Page 16 of Relentless Knight

All I know is this might be my last night on earth.

And I keep running Killian’s warning through my head over and over again.

Why was I so stubborn?

I should have taken a guard. But I hate the looks I get when I do. And when I don’t have them, I can feel like a normal person. Not the daughter of some mafia boss—not his sister.

But Killian was right.

I can’t escape who I am. Who my family is. No matter how much I’d like to pretend I’m someone else.

“What do you say, Vinny? Shall we start cutting her up? Sending little bits and pieces of her back to her brother until he gets the message?”

My stomach knots, my heart hammering in my chest as the reality of my situation comes crashing down on me. They kidnapped me to send Killian a message. And while I really don’t like the thought of experiencing that kind of pain, I really don’t want to be another headstone my brother has to visit.

“The boss said artificial injuries only,” Vinny counters.

“Pity,” my nameless captor says, then he turns his attention back to me as malice glints in his eyes. “That’s alright. I think we’ll have plenty of fun with you before the night is done.”

Pain sears across my thigh, and I cry out as he brings a riding crop down on my leg.

I jerk forward, my head pounding as a sob rips up my throat, and suddenly, I’m sitting up in bed in a dark room—my room. A thin line of golden light shines beneath the bottom of my door, and I can hear my brother’s voice come to an abrupt halt on the other side.

But the fear of being alone in the dark is so consuming, I feel I might suffocate.

And with my captor’s eyes fresh in my mind, lurking in the corners of my consciousness, I’m overcome with an intensesense of hopelessness. Like I’m still trapped in that horrible warehouse, unable to escape their vicious game.

I break into tears as Killian and Lance burst back into the room, leaving the door open wide to let a stream of light wash across my bed.

“Shh, Quinny, you’re okay. You’re safe,” Killian says, making the edge of the bed sink several inches as he settles onto it and pulls me into a hug.

Behind him, Lance hovers protectively, his face a blend of concern and fury.

Choking down my sobs, I nod and try to collect myself. “I just…every time I close my eyes, I see their faces,” I hiccup, brushing at my tears and then flinching when my cheek throbs.

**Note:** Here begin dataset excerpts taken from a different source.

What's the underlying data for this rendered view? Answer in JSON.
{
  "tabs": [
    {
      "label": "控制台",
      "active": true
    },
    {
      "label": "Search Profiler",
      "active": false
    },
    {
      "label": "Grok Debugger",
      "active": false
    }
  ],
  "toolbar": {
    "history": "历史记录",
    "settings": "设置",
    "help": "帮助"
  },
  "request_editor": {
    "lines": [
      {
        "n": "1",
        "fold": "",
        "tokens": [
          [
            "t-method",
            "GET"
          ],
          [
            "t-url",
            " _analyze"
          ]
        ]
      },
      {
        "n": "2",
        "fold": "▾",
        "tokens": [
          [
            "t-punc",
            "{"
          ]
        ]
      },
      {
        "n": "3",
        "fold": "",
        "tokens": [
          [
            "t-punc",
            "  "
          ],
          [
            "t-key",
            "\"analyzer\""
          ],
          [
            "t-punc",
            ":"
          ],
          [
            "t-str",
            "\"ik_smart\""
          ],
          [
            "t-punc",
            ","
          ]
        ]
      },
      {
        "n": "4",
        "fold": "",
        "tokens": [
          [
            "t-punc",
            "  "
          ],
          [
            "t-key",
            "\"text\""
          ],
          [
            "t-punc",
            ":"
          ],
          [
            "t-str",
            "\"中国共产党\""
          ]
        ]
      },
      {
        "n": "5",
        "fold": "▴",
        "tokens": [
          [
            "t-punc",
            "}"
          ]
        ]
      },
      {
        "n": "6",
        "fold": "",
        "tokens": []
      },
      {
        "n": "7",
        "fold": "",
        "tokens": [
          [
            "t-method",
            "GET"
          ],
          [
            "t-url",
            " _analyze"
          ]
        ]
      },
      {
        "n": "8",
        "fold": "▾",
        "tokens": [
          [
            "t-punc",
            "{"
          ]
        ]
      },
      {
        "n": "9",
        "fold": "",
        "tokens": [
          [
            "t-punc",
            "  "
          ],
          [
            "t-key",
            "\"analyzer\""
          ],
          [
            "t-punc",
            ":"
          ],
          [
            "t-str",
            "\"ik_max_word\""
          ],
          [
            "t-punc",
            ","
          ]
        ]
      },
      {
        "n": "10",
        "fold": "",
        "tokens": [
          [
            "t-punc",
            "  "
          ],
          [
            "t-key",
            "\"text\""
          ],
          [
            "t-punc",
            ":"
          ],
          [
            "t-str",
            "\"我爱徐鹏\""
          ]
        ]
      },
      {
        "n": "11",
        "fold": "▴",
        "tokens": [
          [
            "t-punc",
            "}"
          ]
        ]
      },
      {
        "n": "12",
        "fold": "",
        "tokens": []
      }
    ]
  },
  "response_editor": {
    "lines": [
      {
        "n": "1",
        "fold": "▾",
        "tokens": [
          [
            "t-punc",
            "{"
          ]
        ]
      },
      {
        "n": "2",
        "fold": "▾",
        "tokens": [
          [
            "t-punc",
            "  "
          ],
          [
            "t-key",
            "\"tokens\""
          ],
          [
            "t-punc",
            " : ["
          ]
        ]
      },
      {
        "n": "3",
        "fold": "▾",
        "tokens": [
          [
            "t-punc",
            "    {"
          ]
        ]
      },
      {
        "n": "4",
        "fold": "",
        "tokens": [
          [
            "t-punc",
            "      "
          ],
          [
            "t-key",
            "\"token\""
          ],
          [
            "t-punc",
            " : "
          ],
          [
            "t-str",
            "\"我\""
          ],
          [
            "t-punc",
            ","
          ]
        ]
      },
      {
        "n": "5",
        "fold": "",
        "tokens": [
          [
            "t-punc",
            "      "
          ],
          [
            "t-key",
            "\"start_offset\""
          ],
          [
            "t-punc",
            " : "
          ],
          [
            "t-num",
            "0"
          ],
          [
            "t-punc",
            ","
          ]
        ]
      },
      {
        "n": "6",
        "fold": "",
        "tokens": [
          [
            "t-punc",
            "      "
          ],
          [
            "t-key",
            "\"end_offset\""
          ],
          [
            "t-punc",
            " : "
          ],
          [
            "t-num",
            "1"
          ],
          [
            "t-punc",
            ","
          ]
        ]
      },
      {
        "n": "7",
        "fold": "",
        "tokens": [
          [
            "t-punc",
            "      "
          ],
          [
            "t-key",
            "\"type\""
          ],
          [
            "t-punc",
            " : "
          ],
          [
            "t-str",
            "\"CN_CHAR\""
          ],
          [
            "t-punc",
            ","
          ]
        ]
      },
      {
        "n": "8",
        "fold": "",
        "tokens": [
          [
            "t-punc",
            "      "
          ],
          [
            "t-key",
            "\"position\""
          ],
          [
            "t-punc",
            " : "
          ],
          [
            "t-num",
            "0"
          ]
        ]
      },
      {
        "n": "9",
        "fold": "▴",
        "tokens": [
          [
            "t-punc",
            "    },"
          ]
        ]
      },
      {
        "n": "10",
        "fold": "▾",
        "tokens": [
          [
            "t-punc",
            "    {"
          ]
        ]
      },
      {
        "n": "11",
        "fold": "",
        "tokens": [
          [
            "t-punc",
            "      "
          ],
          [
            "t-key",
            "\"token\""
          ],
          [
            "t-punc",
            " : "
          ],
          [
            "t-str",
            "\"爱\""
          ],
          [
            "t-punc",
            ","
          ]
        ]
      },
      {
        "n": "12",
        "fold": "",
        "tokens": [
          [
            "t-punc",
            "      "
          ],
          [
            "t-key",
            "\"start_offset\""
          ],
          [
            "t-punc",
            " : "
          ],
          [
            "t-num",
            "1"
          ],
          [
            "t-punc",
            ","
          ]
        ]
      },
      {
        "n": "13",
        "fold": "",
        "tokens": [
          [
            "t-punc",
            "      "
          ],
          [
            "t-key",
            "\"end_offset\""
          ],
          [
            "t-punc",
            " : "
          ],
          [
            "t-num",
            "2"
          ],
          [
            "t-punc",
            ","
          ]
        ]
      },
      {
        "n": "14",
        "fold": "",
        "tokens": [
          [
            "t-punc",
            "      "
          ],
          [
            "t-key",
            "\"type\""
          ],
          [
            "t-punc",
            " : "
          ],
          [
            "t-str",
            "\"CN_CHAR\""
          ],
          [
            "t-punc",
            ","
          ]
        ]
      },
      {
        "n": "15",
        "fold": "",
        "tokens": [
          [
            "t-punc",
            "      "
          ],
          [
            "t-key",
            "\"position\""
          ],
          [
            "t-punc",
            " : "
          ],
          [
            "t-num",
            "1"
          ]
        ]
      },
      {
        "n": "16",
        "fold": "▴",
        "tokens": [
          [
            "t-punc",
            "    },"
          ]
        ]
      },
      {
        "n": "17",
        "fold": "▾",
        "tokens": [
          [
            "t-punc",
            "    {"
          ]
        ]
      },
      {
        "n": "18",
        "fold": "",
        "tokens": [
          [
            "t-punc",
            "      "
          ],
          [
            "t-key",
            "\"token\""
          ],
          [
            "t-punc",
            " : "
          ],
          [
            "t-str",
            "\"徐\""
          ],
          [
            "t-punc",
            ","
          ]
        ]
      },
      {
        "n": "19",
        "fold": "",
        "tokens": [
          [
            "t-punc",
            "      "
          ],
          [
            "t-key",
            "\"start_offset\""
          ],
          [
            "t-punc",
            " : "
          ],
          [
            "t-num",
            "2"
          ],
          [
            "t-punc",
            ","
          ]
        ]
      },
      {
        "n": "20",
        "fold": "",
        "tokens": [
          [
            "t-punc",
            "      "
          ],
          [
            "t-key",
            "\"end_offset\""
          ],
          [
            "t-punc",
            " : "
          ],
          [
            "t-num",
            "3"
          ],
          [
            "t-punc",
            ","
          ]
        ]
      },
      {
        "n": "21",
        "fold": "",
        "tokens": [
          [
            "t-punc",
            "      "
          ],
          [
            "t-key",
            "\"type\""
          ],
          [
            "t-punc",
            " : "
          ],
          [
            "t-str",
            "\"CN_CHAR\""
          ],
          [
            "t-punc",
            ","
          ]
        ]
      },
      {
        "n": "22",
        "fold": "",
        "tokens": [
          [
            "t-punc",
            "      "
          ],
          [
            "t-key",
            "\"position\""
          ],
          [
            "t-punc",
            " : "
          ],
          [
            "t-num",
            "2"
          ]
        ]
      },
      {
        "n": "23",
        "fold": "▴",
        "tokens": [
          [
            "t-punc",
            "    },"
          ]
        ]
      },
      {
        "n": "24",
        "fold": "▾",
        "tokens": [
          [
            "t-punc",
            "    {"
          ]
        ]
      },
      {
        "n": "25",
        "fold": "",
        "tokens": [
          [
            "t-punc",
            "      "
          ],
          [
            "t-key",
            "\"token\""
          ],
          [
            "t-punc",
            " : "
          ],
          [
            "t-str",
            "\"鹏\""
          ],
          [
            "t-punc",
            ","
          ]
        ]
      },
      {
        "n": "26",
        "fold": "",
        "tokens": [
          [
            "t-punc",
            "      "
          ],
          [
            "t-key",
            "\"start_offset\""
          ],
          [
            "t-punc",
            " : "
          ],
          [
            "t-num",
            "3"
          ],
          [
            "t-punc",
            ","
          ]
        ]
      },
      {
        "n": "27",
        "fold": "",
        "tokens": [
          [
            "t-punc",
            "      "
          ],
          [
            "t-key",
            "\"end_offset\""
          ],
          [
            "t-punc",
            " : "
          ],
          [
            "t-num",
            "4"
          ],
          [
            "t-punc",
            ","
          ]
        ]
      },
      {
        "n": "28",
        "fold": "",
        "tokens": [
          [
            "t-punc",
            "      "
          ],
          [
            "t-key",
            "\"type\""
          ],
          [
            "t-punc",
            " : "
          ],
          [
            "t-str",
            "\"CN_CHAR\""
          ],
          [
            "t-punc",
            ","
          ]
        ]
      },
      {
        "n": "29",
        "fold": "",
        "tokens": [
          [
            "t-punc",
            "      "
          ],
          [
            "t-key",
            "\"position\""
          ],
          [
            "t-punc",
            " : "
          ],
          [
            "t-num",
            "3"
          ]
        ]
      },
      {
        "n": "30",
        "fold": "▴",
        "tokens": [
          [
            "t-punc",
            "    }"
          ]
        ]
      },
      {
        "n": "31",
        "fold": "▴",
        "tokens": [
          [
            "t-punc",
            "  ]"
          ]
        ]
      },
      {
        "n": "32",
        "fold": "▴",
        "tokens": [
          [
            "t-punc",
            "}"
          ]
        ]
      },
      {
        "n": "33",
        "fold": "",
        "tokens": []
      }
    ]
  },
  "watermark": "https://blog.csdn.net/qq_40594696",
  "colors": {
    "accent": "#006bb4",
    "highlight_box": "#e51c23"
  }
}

Killian sighs heavily, pulling back just enough to look me in my eyes. “What can I do?”

“Nothing,” I whisper, heat radiating in my cheeks. “It was just a bad dream. I thought I was still there…with them…and the pain felt so real.”

“You’re here. You’re safe, and I’llneverlet them hurt you again,” Killian assures me vehemently.

“Never again,” Lance agrees, his statement adamant and fierce enough to make my heart flutter.

“Try to get some sleep, okay? The doc said you need rest,” my brother says, chucking my chin affectionately and attempting to flash me one of his devilish smiles. But I can see the worry lurking behind his eyes.

I nod, though I’m terrified at the thought of sleeping.

Because I know as soon as I do, my captors will be there waiting for me.

Studying my face, Killian hesitates. “I could sleep on the floor,” he offers, clearly reading the fear that pounds through my veins.

I’ve never been more tempted to take him up on the offer. But he has a new wife, who I’m sure is missing him by now, and I don’t want to seem like a baby. I’m an adult. And I’ve gone to nursing school. I realize this is residual trauma. I can handle this.

“No, I’ll be fine,” I say, my voice trembling with the thought of my brother being all the way on the other side of the house.Would it be childish to ask if I can sleep in a room next to his?

“I’m staying the night,” Lance cuts in. “I’ll stay in the room across the hall—in case you need me.”

Touched by his offer because Lance doesn’t normally do that kind of thing, I look up to meet his eyes gratefully. Somehow, it makes me feel so much better knowing someone I trust will be within easy hearing range. The thought of having Lance close makes me feel safe. He wouldn’t let anyone get near me. Not that I think they’ll try taking me again tonight.